Irgendetwas mussten diese Größen mit dem „unendlich
Kleinen“ zu tun haben. Infinitesimale nannte man sie. Es war keine klare
Vorstellung, aber es gelang doch mit ihnen konsistent das Verhältnis
dx/dt im “Jetzt”, den „Differentialquotienten“, zu berechnen. Diese
„Infinitesimalrechnung“ wurde von zwei großen Denkern der damaligen Zeit
unabhängig voneinander für allgemeine Funktionen f(x) entwickelt: Isaac
Newton benötigte dieses Wissen für seine Überlegungen zur Bewegung.
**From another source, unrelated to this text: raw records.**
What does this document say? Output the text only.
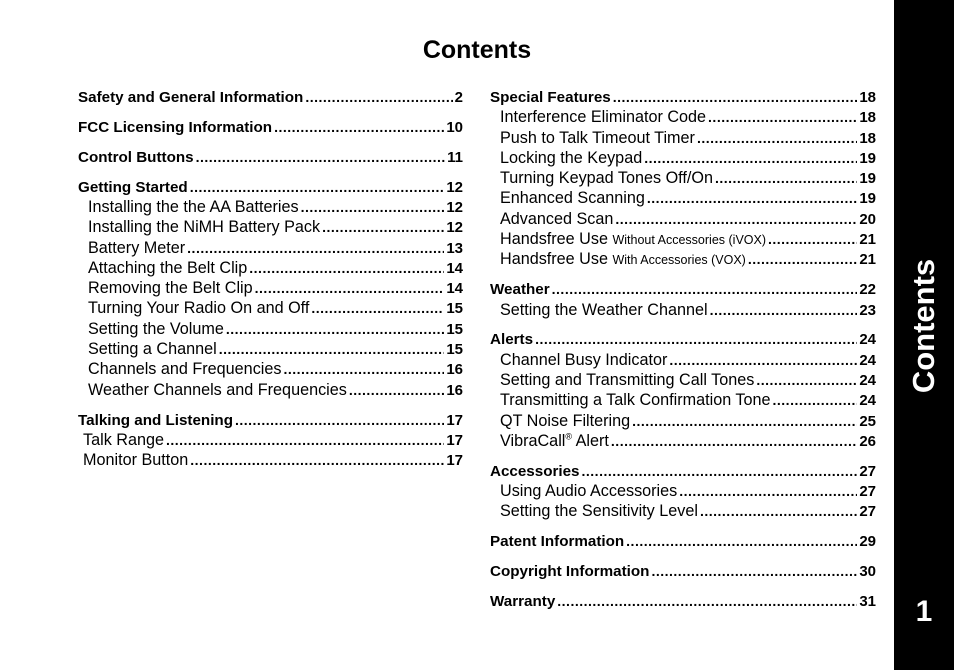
Contents
Safety and General Information .....	2
FCC Licensing Information .....	10
Control Buttons .....	11
Getting Started .....	12
Installing the the AA Batteries .....	12
Installing the NiMH Battery Pack .....	12
Battery Meter .....	13
Attaching the Belt Clip .....	14
Removing the Belt Clip .....	14
Turning Your Radio On and Off .....	15
Setting the Volume .....	15
Setting a Channel .....	15
Channels and Frequencies .....	16
Weather Channels and Frequencies .....	16
Talking and Listening .....	17
Talk Range .....	17
Monitor Button .....	17
Special Features .....	18
Interference Eliminator Code .....	18
Push to Talk Timeout Timer .....	18
Locking the Keypad .....	19
Turning Keypad Tones Off/On .....	19
Enhanced Scanning .....	19
Advanced Scan .....	20
Handsfree Use Without Accessories (iVOX) .....	21
Handsfree Use With Accessories (VOX) .....	21
Weather .....	22
Setting the Weather Channel .....	23
Alerts .....	24
Channel Busy Indicator .....	24
Setting and Transmitting Call Tones .....	24
Transmitting a Talk Confirmation Tone .....	24
QT Noise Filtering .....	25
VibraCall® Alert .....	26
Accessories .....	27
Using Audio Accessories .....	27
Setting the Sensitivity Level .....	27
Patent Information .....	29
Copyright Information .....	30
Warranty .....	31
Contents
1
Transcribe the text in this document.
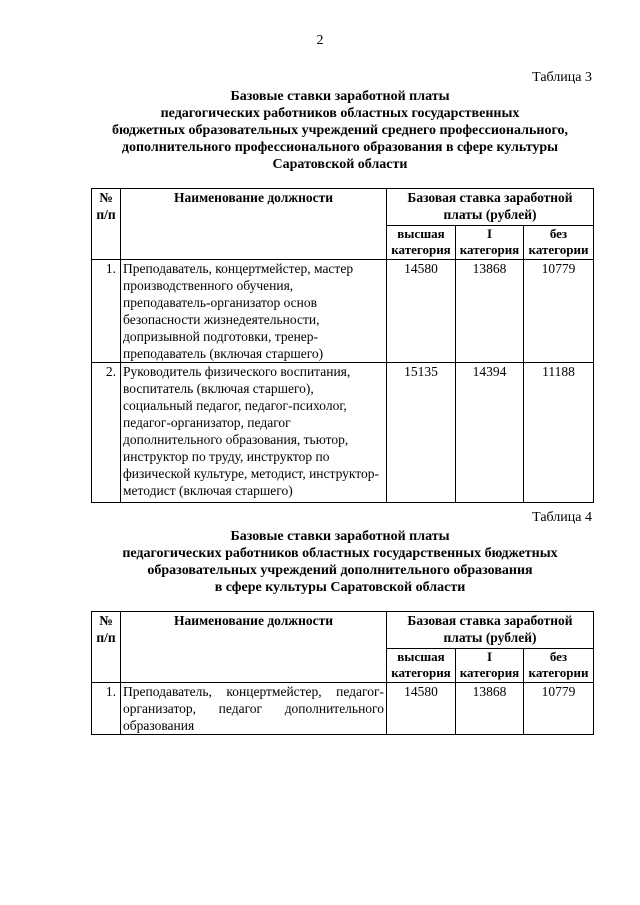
2
Таблица 3
Базовые ставки заработной платы
педагогических работников областных государственных
бюджетных образовательных учреждений среднего профессионального,
дополнительного профессионального образования в сфере культуры
Саратовской области
№ п/п	Наименование должности	Базовая ставка заработной платы (рублей)		
		высшая категория	I категория	без категории
1.	Преподаватель, концертмейстер, мастер производственного обучения, преподаватель-организатор основ безопасности жизнедеятельности, допризывной подготовки, тренер-преподаватель (включая старшего)	14580	13868	10779
2.	Руководитель физического воспитания, воспитатель (включая старшего), социальный педагог, педагог-психолог, педагог-организатор, педагог дополнительного образования, тьютор, инструктор по труду, инструктор по физической культуре, методист, инструктор-методист (включая старшего)	15135	14394	11188
Таблица 4
Базовые ставки заработной платы
педагогических работников областных государственных бюджетных
образовательных учреждений дополнительного образования
в сфере культуры Саратовской области
№ п/п	Наименование должности	Базовая ставка заработной платы (рублей)		
		высшая категория	I категория	без категории
1.	Преподаватель, концертмейстер, педагог-организатор, педагог дополнительного образования	14580	13868	10779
Gottfried Wilhelm Leibniz sah es als rein mathematisches Problem an,
welches man lösen musste, wenn man in einem Diagramm die Tangente in
einem Punkt der Kurve einer Funktion bestimmen wollte.
Einige
Zeit standen solche Rechnungen hoch im Kurs; sie inspirierten zu vielen
neuen Ideen und Fragen. Ende des 18. Jahrhunderts genügte den
Mathematikern die Begründung solcher Rechnungen mit Infinitesimalen
nicht mehr. Der italienische Mathematiker Lagrange fand ein Verfahren
zur Berechnung des Differentialquotienten, ohne den Begriff der
Infinitesimalen nutzen zu müssen. In den 1960er Jahren konnte
schließlich im Rahmen einer so genannten Nichtstandard-Analysis mit den
hyperreellen Zahlen ein neuer Zahlentyp definiert werden. Eine klare
Definition der Infinitesimalen wurde nun möglich: Sie waren bestimmte
hyperreelle Zahlen.
In der Mathematik geht es manchmal auch wie
in der Physik und eigentlich in jeder Wissenschaft zu: Neue Konzepte
sind zunächst nicht immer klar definiert. Man kann sie aber schon nutzen
und wenn man merkt, dass sie „etwas taugen“, fängt man irgendwann an,
sich um die begrifflichen Grundlagen zu kümmern. Aber es dauert oft
einige Zeit, bis eine zufriedenstellende Klarheit erreicht ist.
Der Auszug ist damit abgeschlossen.